有机阴离子转运多肽 (OATP) 1B1/3 介导的药物相互作用 (DDI) 潜力在临床研究中使用瑞舒伐他汀 (RST) 作为探针底物进行体内评估。我们使用 RST 和雌二醇 17-β-D-葡萄糖醛酸 (E17G)/胆囊收缩素-8 (CCK8) 对我们的测定进行校准,作为定性和定量预测 RST 对 OATP1B 介导的 DDI 潜力的体外探针。使用 E17G 和 CCK8 对 OATP1B1/1B3 进行体外抑制,从数值上得到更高的曲线下面积 (AUC) 比值 (AUCR) 值,但所有探针在基于监管指南的定性截止值预测方面表现相似。然而,DDI 的幅度没有得到令人满意的捕捉。考虑到 RST 的清除也受肠道乳腺癌耐药蛋白 (BCRP) 介导,因此,如果肠道抑制剂浓度为 BCRP 抑制的 10×IC,则也将 BCRP 抑制纳入 DDI 预测中。该组合静态模型通过根均方误差值为 0.767-0.812 和 1.24-1.31,分别在有和没有 BCRP 抑制的情况下,紧密预测了 RST DDI 的幅度,用于 DDI 的体内-体外相关性。基于生理的药代动力学 (PBPK) 建模也用于模拟 RST 与利福平、asunaprevir 和 velpatasvir 之间的 DDI。预测的利福平和 asunaprevir 的 AUCR 值在观察值的 1.5 倍以内,而 velpatasvir 的预测值则低了 2 倍。总体而言,纳入 OATP1B 和 BCRP 抑制的组合静态模型为定量预测瑞舒伐他汀转运体介导的 DDI 提供了一种快速简便的数学方法,可用于常规应用。

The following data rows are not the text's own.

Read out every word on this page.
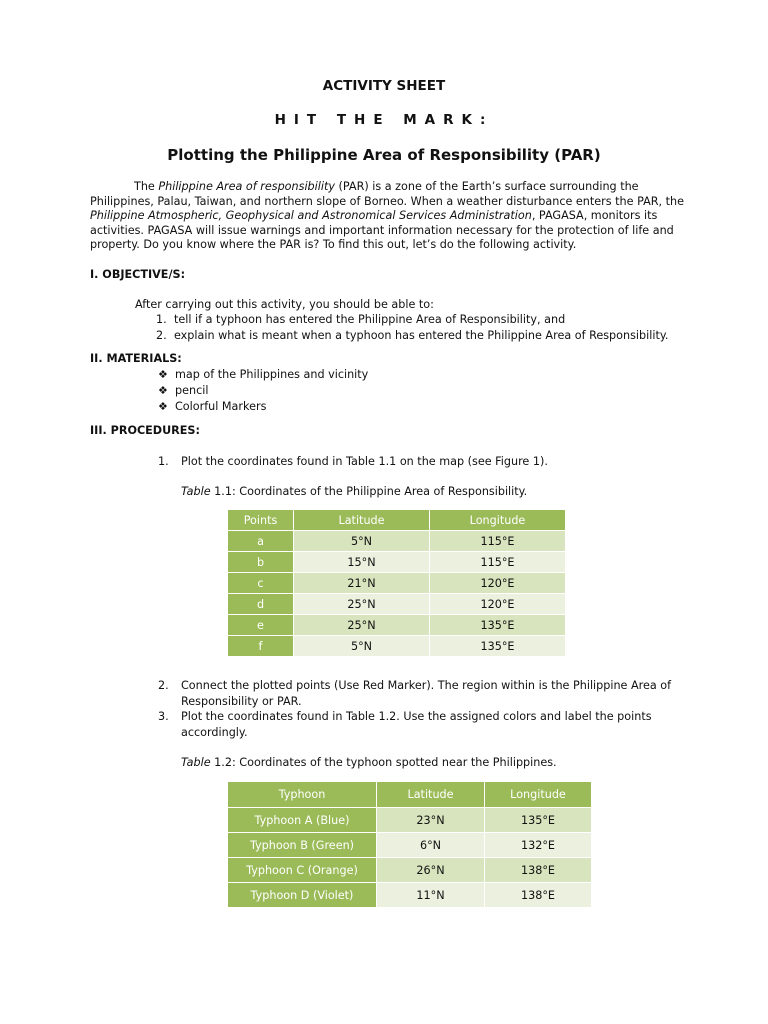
ACTIVITY SHEET
HIT THE MARK:
Plotting the Philippine Area of Responsibility (PAR)
The Philippine Area of responsibility (PAR) is a zone of the Earth’s surface surrounding the Philippines, Palau, Taiwan, and northern slope of Borneo. When a weather disturbance enters the PAR, the Philippine Atmospheric, Geophysical and Astronomical Services Administration, PAGASA, monitors its activities. PAGASA will issue warnings and important information necessary for the protection of life and property. Do you know where the PAR is? To find this out, let’s do the following activity.
I. OBJECTIVE/S:
After carrying out this activity, you should be able to:
1. tell if a typhoon has entered the Philippine Area of Responsibility, and
2. explain what is meant when a typhoon has entered the Philippine Area of Responsibility.
II. MATERIALS:
❖ map of the Philippines and vicinity
❖ pencil
❖ Colorful Markers
III. PROCEDURES:
1. Plot the coordinates found in Table 1.1 on the map (see Figure 1).
Table 1.1: Coordinates of the Philippine Area of Responsibility.
Points	Latitude	Longitude
a	5°N	115°E
b	15°N	115°E
c	21°N	120°E
d	25°N	120°E
e	25°N	135°E
f	5°N	135°E
2. Connect the plotted points (Use Red Marker). The region within is the Philippine Area of Responsibility or PAR.
3. Plot the coordinates found in Table 1.2. Use the assigned colors and label the points accordingly.
Table 1.2: Coordinates of the typhoon spotted near the Philippines.
Typhoon	Latitude	Longitude
Typhoon A (Blue)	23°N	135°E
Typhoon B (Green)	6°N	132°E
Typhoon C (Orange)	26°N	138°E
Typhoon D (Violet)	11°N	138°E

PBPK 补充了静态模型,并为研究需要动态模型的分子提供了一个框架。意义声明:使用 22 种药物,我们表明,基于截止值的方法可以定性预测药物相互作用 (DDI) 的潜力,这是监管指南中的一种方法,用于有机阴离子转运多肽 (OATP) 1B1/1B3 抑制的静态模型。然而,考虑到 OATP1B1/3 和肠道乳腺癌耐药蛋白的抑制作用,可以更好地预测这些抑制剂与瑞舒伐他汀的转运体介导的 DDI 幅度。基于这些结果,我们提出了一种经验性的机制-静态方法,以更可靠地预测瑞舒伐他汀的转运体介导的 DDI 倾向,药物开发团队可以利用该方法。